殺害して遺体をバラバラにする殺人鬼は、通称『真夜中の解体魔』と呼ばれている。
婚約者を殺された救急医の秋穂は、深い悲しみを抱えながらもなんとか職場に復帰をしたところだった。
そこに運ばれてきたのは、交通事故で重傷を負った美少年・涼介。
無事命を救うことができたが、手術室を出た秋穂に刑事が告げる。
「彼は、『真夜中の解体魔』だ」と。
涼介に復讐しようとする秋穂に、涼介は涙を流しながら訴える。
「僕は罠にかけられただけなんです」と。
無実に思える証拠を見せられた秋穂は、ためらいながらも涼介と真犯人を探すことになるが涼介は真犯人に操られた哀れな人形なのか、それとも周囲を操る冷酷な人形遣いなのか。
このように人形(マリオネット)を操っているのは一体誰なのか!
容疑者の石田涼介がほんとうに『真夜中の解体魔』なのか!
数時間で一気読みで衝撃のクライマックスでした。
対応した人によって違う色々な面を人は持っています。
そのいろいろな姿はそれぞれでじつは正しいのではないかと思います。
自分もだれもが知っている面だけではありません。
他人だけは知っていて自分がきづかない面、
自分しか知らない面、
誰も彼も知らない裏面もあります。
人から聞いた情報を踏まえて、自分の目で見てきたことをよりどころにして、総合的に自分で相手を判断して生きていきたいものです。
108P
由衣の話から浮かび上がってくる石田涼介という人物は、独占欲が強く、反社会的な人格を持つナルシストで、自らのもとから去った雪絵と、そのきっかけを作った千代に強い恨みを持っていた。その一方で涼介自身は、心から愛していたゆえに雪絵との別れを決断したが、その後も彼女のことを想い続けていたと言っている。どちらがほんとうなのだろうか?

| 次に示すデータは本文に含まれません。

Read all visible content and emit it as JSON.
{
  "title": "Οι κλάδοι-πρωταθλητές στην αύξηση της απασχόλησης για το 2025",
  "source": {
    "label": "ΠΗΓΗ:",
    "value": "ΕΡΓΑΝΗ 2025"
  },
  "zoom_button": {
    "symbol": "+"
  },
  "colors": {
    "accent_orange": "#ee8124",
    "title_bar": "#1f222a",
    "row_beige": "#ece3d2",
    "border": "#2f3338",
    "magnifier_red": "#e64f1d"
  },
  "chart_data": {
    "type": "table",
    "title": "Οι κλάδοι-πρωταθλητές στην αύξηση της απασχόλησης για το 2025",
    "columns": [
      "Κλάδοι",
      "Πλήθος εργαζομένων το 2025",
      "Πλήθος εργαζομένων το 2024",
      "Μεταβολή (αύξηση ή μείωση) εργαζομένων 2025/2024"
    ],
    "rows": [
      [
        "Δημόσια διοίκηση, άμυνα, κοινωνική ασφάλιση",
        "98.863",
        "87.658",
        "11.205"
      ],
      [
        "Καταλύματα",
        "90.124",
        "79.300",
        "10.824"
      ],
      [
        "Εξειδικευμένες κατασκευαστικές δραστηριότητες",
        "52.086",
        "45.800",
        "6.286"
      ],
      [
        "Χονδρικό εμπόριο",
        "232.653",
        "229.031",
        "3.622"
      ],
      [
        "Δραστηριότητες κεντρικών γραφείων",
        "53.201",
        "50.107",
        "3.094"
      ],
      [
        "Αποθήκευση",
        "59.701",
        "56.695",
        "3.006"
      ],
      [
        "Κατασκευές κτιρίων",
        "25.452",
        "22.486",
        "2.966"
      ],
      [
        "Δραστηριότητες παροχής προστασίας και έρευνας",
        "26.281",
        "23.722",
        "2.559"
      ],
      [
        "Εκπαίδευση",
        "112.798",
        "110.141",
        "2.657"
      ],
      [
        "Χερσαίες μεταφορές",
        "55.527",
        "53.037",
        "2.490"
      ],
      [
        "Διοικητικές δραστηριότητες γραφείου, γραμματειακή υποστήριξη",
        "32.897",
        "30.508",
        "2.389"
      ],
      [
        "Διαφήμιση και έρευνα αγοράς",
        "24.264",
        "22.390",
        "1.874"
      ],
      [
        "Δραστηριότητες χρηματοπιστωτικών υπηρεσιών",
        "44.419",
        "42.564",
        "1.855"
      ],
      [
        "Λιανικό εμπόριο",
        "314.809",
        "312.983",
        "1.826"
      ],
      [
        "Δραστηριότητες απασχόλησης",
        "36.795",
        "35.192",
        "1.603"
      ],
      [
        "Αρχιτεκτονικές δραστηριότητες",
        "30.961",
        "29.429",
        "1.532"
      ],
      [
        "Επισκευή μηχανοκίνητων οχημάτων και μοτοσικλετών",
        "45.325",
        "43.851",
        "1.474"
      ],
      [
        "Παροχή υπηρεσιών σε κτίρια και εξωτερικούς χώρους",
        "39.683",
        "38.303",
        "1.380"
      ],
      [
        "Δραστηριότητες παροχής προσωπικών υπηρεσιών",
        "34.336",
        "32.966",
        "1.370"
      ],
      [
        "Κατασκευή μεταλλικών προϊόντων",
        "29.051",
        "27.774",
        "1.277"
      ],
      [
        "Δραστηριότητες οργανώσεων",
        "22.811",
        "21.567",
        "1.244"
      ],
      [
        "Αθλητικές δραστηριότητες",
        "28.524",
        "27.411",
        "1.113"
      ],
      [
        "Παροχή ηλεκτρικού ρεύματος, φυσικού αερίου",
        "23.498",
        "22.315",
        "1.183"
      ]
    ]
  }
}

……いや、どちらも正しいのかもしれない。秋帆は歩きながら、こめかみに手を当てる。
人間の想いというものは、一つの解が定まっているような単純なものではない。量子力学に示されミクロの世界で生じている現象のように、様々な感情が重なり合って存在している。
シュレーディンガーの猫という言葉が頭に浮かぶ。